At the end of the day, when push comes to shove, the success of your business is measured by the volume of sales – whether you have products or services.
Point blank, if your selling sucks, so does your business.
But whether you realize it or not (we know you tuned out 90%,) your mom taught you everything you need to know about sales.
While we’re on this 'mom trend,' let’s take a trip down memory lane: It’s time to capitalize on the 4 Things Your Mommy Taught You About Sales.
When it comes to sales and marketing strategy, being respectful is about more than minding your Ps and Qs.
If you can’t respect your potential client by honoring them with your time, energy, and attention, you’re already sabotaging your relationship.
Be respectful and build loyalty to increase sales by genuinely investing the time necessary to interface with them and to understand their perceived goals and needs.
More importantly, focusing on the respect you show your current clients could be that much more beneficial to your establishment’s long-term sales.
It’s said that 80% of your future sales will come from 20% of your current client base.
That says a lot.
I recently worked with a company that regularly made promises to potential and existing clients, which they couldn’t fulfill in a timely manner.
This failure to deliver resulted in bad blood with sales qualified leads (SQLs) and was also part of my reason for separating myself (after repeated appeals) from the company.
They didn’t take the time to understand the significance of the agreed-upon deadlines with these partners and failed to have the basic respect necessary to preserve a working business relationship.
The disrespect continued through a failure to apologize to these partners for multiple delays and a general lack of direct and timely communication.
All of that could have been avoided had they simply applied what their mommy taught them about sales.
If you can’t show basic respect to your potential partners and existing customers, you can’t be effective with sales.
Or as Mother would say, “If you don’t have anything nice to say, don’t say anything at all.”
Good B2C relationships begin with respect. Respect = increased sales.
Building a streamlined and successful business includes nurturing the simple but profound skill of listening.
If you want to S-E-L-L, you have to:
Assuming your inbound marketing is bringing the seekers to you, and you’ve already engaged respectfully with a potential customer, the next vital step to sales is to listen.
Truth is, whether you have mastered your selling points or not, you can’t be the best solution if you don’t understand the problem.
Rather than wasting the first few minutes of engagement with a potential customer by singing your own praises, take the time to listen.
Acknowledgement can be quietly reassuring.
Let them do the talking. You’ll find that when you let people talk, they begin spilling their life/business story.
What starts as a business conversation turns into you listening to them dish their emotions and background and disappointments and frustrations and hopes and dreams and fears.
While 'nurturing' is usually referred to as the process after you convert a customer, I would argue that nurturing begins with listening before you make the sale. Never assume you know everything. You’ll close your best sales through a process of questions, not statements.
Honesty and integrity are everything in business. They drive:
I remember one terrible evening, a few days after Easter, when I was about eight years old. I ate all of the butts and heads off of the marshmallow peeps in my sisters’ Easter baskets (True story: contact me for movie rights).
Surprisingly, I thought I would get away with this.
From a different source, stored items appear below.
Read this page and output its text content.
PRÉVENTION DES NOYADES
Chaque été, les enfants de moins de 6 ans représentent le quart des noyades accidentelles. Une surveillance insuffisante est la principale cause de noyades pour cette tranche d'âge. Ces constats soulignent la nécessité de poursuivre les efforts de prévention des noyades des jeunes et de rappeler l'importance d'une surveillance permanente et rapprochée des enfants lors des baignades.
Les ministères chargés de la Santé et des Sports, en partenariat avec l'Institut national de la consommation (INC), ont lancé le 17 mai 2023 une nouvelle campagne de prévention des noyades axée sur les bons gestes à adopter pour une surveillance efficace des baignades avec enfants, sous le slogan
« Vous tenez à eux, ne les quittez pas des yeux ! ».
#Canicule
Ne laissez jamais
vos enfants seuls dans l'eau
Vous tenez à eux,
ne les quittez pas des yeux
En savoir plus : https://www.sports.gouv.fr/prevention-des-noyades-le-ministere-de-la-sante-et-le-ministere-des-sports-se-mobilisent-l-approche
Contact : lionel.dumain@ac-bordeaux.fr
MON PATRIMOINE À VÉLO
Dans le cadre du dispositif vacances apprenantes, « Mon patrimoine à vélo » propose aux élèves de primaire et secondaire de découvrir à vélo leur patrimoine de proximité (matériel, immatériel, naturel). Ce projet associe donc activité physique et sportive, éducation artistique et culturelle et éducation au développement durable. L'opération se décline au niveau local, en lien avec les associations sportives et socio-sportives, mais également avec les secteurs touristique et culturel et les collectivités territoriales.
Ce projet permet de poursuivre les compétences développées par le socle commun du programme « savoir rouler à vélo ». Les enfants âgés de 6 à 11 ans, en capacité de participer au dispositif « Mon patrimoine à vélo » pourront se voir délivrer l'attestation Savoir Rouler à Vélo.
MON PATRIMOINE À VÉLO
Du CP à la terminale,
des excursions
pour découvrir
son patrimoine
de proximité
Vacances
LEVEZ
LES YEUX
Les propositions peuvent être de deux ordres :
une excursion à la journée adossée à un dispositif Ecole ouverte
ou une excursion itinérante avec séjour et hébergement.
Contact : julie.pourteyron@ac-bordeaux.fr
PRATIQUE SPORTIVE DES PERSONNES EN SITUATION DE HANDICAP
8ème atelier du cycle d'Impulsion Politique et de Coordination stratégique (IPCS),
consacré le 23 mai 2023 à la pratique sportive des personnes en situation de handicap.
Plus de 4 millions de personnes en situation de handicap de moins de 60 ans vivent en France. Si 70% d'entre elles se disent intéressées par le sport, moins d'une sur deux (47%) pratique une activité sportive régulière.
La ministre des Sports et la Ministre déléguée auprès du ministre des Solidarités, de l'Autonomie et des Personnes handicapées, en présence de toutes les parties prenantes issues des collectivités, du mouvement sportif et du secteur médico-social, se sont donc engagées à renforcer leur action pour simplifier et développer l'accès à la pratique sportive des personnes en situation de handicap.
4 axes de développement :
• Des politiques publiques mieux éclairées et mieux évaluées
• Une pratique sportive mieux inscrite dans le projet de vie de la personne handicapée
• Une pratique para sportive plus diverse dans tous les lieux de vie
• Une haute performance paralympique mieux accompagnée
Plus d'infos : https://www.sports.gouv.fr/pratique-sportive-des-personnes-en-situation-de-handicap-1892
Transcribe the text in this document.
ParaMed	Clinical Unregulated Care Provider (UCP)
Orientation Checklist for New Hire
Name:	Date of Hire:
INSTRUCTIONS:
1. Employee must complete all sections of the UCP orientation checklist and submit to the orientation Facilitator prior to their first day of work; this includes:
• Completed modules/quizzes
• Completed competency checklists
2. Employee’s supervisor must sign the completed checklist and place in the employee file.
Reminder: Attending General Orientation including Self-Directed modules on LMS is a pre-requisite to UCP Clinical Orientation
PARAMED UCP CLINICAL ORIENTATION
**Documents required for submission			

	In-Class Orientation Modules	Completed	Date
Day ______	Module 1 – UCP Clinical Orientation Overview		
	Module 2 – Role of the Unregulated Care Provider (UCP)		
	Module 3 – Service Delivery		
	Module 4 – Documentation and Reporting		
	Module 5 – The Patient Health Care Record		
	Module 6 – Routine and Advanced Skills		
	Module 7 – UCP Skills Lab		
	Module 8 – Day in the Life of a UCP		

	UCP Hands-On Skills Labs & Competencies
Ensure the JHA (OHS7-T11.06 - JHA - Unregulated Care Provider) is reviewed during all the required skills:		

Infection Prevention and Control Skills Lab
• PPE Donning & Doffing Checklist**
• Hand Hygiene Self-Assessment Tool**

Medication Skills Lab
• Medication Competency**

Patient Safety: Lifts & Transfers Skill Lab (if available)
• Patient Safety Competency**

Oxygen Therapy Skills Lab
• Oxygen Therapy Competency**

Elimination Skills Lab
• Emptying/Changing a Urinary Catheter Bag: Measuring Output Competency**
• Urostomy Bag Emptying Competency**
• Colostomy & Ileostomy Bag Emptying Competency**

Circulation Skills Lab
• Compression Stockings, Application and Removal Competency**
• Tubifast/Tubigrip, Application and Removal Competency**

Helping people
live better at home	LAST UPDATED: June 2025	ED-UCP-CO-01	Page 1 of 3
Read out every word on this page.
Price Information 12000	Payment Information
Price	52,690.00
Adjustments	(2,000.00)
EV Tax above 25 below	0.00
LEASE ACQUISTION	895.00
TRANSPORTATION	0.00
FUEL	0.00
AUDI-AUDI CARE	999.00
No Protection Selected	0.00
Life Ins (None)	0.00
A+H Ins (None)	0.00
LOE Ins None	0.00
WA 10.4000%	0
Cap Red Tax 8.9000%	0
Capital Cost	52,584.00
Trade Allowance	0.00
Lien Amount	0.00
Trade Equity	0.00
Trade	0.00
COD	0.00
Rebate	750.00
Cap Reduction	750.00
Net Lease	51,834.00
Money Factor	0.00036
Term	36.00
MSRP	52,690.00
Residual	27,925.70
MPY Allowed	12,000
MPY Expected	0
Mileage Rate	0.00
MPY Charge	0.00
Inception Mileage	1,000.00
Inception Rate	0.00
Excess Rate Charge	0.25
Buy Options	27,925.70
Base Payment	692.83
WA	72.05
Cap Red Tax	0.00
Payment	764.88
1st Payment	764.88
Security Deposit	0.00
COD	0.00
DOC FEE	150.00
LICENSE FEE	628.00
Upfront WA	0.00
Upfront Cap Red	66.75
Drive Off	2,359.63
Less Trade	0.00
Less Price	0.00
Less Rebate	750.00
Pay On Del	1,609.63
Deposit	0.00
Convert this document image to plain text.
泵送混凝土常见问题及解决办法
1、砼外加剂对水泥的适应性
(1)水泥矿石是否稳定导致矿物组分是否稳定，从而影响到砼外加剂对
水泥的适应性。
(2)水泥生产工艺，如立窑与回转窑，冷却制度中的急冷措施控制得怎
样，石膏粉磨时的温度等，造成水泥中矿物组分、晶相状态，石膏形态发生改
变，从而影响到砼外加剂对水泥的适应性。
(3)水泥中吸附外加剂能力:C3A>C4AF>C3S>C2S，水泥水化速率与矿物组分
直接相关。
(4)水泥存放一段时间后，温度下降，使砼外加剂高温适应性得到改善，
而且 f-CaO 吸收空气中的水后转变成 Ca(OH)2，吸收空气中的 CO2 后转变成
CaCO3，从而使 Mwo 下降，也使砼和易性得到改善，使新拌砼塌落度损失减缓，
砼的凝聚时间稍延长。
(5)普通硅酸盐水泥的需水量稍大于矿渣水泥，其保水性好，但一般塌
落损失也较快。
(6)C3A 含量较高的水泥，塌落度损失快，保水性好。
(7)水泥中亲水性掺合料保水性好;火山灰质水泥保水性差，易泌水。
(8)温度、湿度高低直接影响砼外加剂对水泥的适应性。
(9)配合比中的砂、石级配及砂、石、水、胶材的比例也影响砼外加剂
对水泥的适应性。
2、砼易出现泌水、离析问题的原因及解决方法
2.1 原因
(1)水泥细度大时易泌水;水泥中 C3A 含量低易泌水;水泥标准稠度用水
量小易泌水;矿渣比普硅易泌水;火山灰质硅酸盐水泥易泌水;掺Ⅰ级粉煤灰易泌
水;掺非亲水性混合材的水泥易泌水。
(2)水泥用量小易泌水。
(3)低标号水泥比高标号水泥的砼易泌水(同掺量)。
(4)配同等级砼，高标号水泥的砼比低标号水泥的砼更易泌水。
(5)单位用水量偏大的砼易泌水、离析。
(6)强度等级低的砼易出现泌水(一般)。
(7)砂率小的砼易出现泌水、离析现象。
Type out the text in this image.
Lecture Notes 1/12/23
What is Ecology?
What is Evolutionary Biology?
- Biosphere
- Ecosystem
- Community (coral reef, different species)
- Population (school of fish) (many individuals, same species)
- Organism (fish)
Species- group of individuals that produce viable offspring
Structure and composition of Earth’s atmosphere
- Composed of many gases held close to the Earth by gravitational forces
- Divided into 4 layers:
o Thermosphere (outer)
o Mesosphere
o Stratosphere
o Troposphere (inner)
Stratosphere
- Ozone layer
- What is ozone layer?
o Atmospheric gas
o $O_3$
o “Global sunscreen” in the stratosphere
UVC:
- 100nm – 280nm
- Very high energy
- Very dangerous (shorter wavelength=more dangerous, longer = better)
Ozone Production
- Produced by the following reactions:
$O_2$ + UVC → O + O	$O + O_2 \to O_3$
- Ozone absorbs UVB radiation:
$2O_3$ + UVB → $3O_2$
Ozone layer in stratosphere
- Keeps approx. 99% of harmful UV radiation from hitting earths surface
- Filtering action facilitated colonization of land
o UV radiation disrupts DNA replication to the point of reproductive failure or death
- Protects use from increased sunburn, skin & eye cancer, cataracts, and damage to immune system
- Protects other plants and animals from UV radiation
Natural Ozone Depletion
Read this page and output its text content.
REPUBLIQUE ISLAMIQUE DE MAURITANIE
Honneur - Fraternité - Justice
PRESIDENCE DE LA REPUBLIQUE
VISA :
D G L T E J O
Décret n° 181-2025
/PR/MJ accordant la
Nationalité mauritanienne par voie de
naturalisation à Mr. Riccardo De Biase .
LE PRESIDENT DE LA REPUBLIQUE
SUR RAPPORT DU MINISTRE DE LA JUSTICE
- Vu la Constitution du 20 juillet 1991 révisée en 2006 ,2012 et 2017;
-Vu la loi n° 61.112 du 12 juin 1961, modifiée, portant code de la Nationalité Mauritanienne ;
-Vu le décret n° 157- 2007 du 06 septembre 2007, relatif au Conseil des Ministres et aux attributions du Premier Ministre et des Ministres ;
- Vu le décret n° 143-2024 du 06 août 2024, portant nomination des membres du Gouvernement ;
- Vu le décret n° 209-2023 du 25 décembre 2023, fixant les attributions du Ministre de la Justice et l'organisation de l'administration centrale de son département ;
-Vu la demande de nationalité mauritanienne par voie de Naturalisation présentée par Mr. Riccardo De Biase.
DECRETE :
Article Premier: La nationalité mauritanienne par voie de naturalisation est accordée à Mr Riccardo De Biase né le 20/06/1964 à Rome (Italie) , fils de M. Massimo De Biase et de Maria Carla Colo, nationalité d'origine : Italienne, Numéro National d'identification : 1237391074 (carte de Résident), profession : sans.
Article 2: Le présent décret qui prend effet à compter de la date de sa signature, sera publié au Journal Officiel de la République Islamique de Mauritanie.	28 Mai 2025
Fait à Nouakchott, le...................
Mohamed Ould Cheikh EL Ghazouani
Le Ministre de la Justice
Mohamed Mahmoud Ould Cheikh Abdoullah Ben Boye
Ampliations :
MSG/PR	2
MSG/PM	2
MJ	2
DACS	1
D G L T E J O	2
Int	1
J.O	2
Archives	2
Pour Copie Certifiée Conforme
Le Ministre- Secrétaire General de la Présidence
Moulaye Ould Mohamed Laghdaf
Unsurprisingly, I didn’t.
I legitimately had my mouth washed out with soap by my grandmother after a tearful apology to my sisters.
When it comes to your business' sales, don’t get to the point where you’re having your mouth washed out with soap.
Maintain your integrity and be transparent with your potential and current consumers. This sets you apart from other businesses more than you know, and provides the second pillar of a good B2C relationship:
A former colleague used to say this about developing loyal customers:
“When you don’t hold true to your word, you not only crush your reputation, you waste others’ time and money and ultimately lose business.”
Grow sales through maintaining a business model known for respect and integrity.
Absolutely one of the best things my mother taught me was to take the time to reflect on my mistakes:
“You are only defeated by your past if you refuse to learn from it”.
Refining your sales funnel consistently can make the difference between success and failure.
The most effective business models evaluate their sales processes and marketing strategies as well as the quality of their content on a regular basis.
If you want to succeed, you can’t become static. Be humble enough to recognize what isn’t working, and what needs to improve.
Here’s a prime example: We constructed a high intelligence research paper for a large marketing firm in the UK, for one of their biggest clients, Travelocity.
After learning from many mistakes about re-engaging customers the wrong way, our client was able to increase their sales funnel conversion rate from 9% to 12%, which for Travelocity was hundreds of thousands of dollars. They learned from their mistakes, made the appropriate adjustments and moved forward with significantly greater sales volume.
Behind all of those cliché colloquialisms (familiar talk) and family table lectures, we know mom just wanted us to succeed.